The High Court has temporarily suspended implementation of Section 8(4) of the Immigration Act, which prescribes that an individual who fails to disclose his/her dual citizenship within three months is liable to pay a fine of Ksh.5 million, three years imprisonment or both.
“In the Interim and pending of the petition, the court be pleased and hereby issues a conservatory order in public interest and in the end of justice, suspending and or staying the continued implementation of action under prosecution or any act enforcing section 8(4) of the Kenyan Citizenship and Immigration Act against the petitioner or any other Kenyan Citizen in Kenya or in the diaspora who has acquired dual citizenship,” reads the order.
This follows an application filed by businessman Kariuki Ndegwa who argued that the law provides no defense or an exception if the stipulated time frame of three months upon getting the second citizenship elapses.
Through his lawyers, the businessman submitted that the law does not only concern him but also thousands of Kenyan citizens by birth who have acquired citizenship of other countries, who are apprehensive to enjoy their right to enter Kenya due to the real fear and danger of being arrested at the airport on account of a crime under this law.

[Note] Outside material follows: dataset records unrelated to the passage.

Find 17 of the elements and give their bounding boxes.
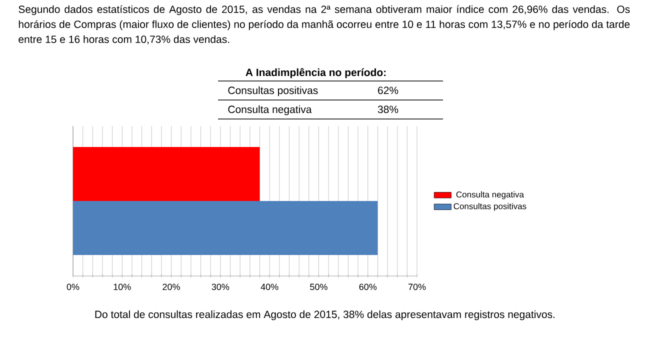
x-tick-label: 30% xyxy=(212,284,230,290)
text: Do total de consultas realizadas em Agosto de 2015, 38% delas apresentavam registros negativos. xyxy=(95,310,555,320)
text: A Inadimplência no período: xyxy=(246,68,386,78)
text: Consultas positivas xyxy=(228,86,318,96)
x-tick-label: 0% xyxy=(66,284,80,290)
x-tick-label: 60% xyxy=(359,284,377,290)
x-tick-label: 40% xyxy=(260,284,278,290)
x-tick-label: 10% xyxy=(114,284,131,290)
legend-label: Consulta negativa xyxy=(456,191,524,200)
text: 62% xyxy=(378,86,398,94)
text: Consulta negativa xyxy=(228,105,312,116)
x-tick-label: 50% xyxy=(310,284,328,290)
text: 38% xyxy=(378,106,398,114)
x-tick-label: 20% xyxy=(162,284,180,290)
x-tick-label: 70% xyxy=(408,284,426,290)
legend-label: Consultas positivas xyxy=(454,203,526,211)
text: Segundo dados estatísticos de Agosto de 2015, as vendas na 2ª semana obtiveram maior índice com 26,96% das vendas. Os horários de Compras (maior fluxo de clientes) no período da manhã ocorreu entre 10 e 11 horas com 13,57% e no período da tarde entre 15 e 16 horas com 10,73% das vendas. xyxy=(18,5,630,44)
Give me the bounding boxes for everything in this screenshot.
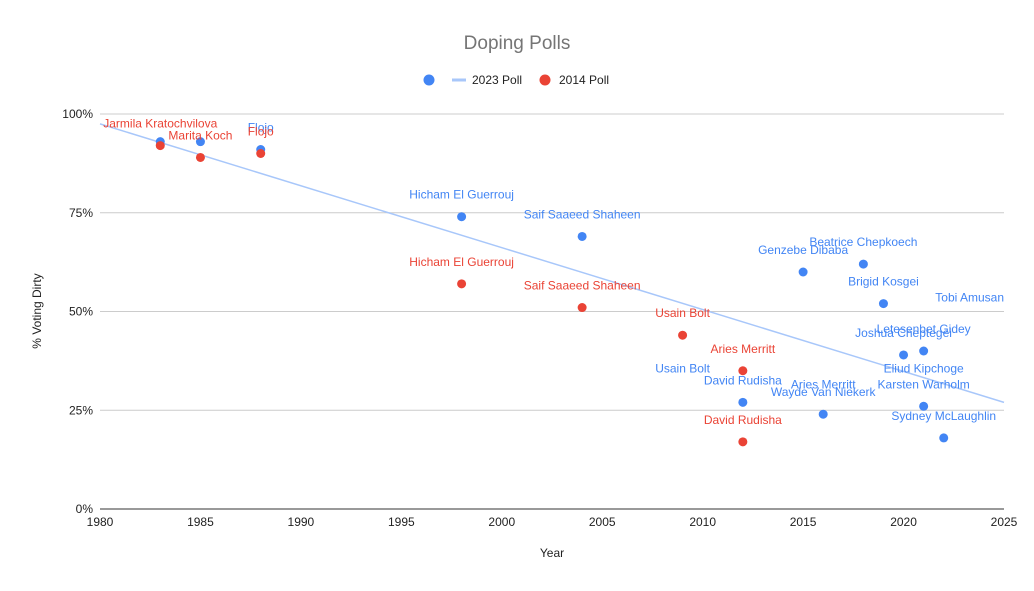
- chart-title: Doping Polls: [464, 33, 571, 54]
- data-label: Saif Saaeed Shaheen: [524, 279, 641, 293]
- data-point: [818, 409, 828, 419]
- data-label: Letesenbet Gidey: [877, 322, 971, 336]
- data-label: Joshua Cheptegei: [855, 326, 952, 340]
- y-tick-label: 75%: [69, 206, 93, 220]
- data-label: Hicham El Guerrouj: [409, 188, 514, 202]
- data-point: [195, 152, 205, 162]
- legend-label-2014: 2014 Poll: [559, 73, 609, 87]
- x-axis-title: Year: [540, 546, 564, 560]
- x-tick-label: 2025: [991, 515, 1018, 529]
- data-label: Saif Saaeed Shaheen: [524, 207, 641, 221]
- data-point: [457, 279, 467, 289]
- x-tick-label: 1980: [87, 515, 114, 529]
- data-label: Hicham El Guerrouj: [409, 255, 514, 269]
- data-point: [678, 330, 688, 340]
- data-label: Tobi Amusan: [935, 291, 1004, 305]
- x-tick-label: 1985: [187, 515, 214, 529]
- data-label: Brigid Kosgei: [848, 275, 919, 289]
- data-point: [919, 346, 929, 356]
- legend-dot-red: [539, 74, 551, 86]
- data-point: [195, 137, 205, 147]
- data-labels: Flojo Hicham El Guerrouj Saif Saaeed Shahe…: [103, 117, 1004, 427]
- data-point: [155, 141, 165, 151]
- data-point: [256, 149, 266, 158]
- data-point: [858, 259, 868, 269]
- data-label: Aries Merritt: [711, 342, 776, 356]
- data-label: Genzebe Dibaba: [758, 243, 848, 257]
- data-label: Eliud Kipchoge: [884, 362, 964, 376]
- x-tick-label: 1995: [388, 515, 415, 529]
- data-points: [155, 137, 949, 447]
- data-point: [577, 303, 587, 313]
- data-point: [738, 437, 748, 447]
- legend-dot-blue: [423, 74, 435, 86]
- data-label: Jarmila Kratochvilova: [103, 117, 217, 131]
- x-tick-label: 2020: [890, 515, 917, 529]
- x-tick-label: 2010: [689, 515, 716, 529]
- data-label: Sydney McLaughlin: [891, 409, 996, 423]
- gridlines: [100, 113, 1004, 411]
- y-tick-label: 100%: [62, 107, 93, 121]
- y-tick-label: 50%: [69, 305, 93, 319]
- data-point: [899, 350, 909, 360]
- data-label: Flojo: [248, 125, 274, 139]
- data-label: Karsten Warholm: [878, 377, 970, 391]
- data-point: [457, 212, 467, 222]
- y-axis-title: % Voting Dirty: [30, 273, 44, 348]
- data-point: [919, 401, 929, 411]
- data-label: Wayde Van Niekerk: [771, 385, 877, 399]
- x-tick-label: 2000: [488, 515, 515, 529]
- data-point: [939, 433, 949, 443]
- data-point: [738, 366, 748, 376]
- legend: 2023 Poll 2014 Poll: [423, 73, 609, 87]
- x-tick-label: 2015: [790, 515, 817, 529]
- trendline-layer: [99, 123, 1005, 404]
- data-point: [878, 299, 888, 309]
- y-tick-label: 25%: [69, 403, 93, 417]
- data-point: [577, 231, 587, 241]
- data-label: Beatrice Chepkoech: [809, 235, 917, 249]
- data-label: David Rudisha: [704, 373, 782, 387]
- data-label: Usain Bolt: [655, 306, 710, 320]
- x-tick-label: 1990: [288, 515, 315, 529]
- trendline: [99, 123, 1005, 404]
- data-label: Aries Merritt: [791, 378, 856, 392]
- data-label: David Rudisha: [704, 413, 782, 427]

Kariuki wants the law declared unconstitutional, arguing it limits freedom of movement as guaranteed by the Constitution.
He further terms the punishment as stiff, arbitrary, oppressive and unjustifiable.
“It is disproportionate and excessive to punish Kenyans working abroad through conviction and stiff sentencing on account of an administrative issue of disclosure that can be achieved through less restrictive means,” claims Kariuki.
He added that the law is discriminating as it only targets Kenyans, not other foreign nationals.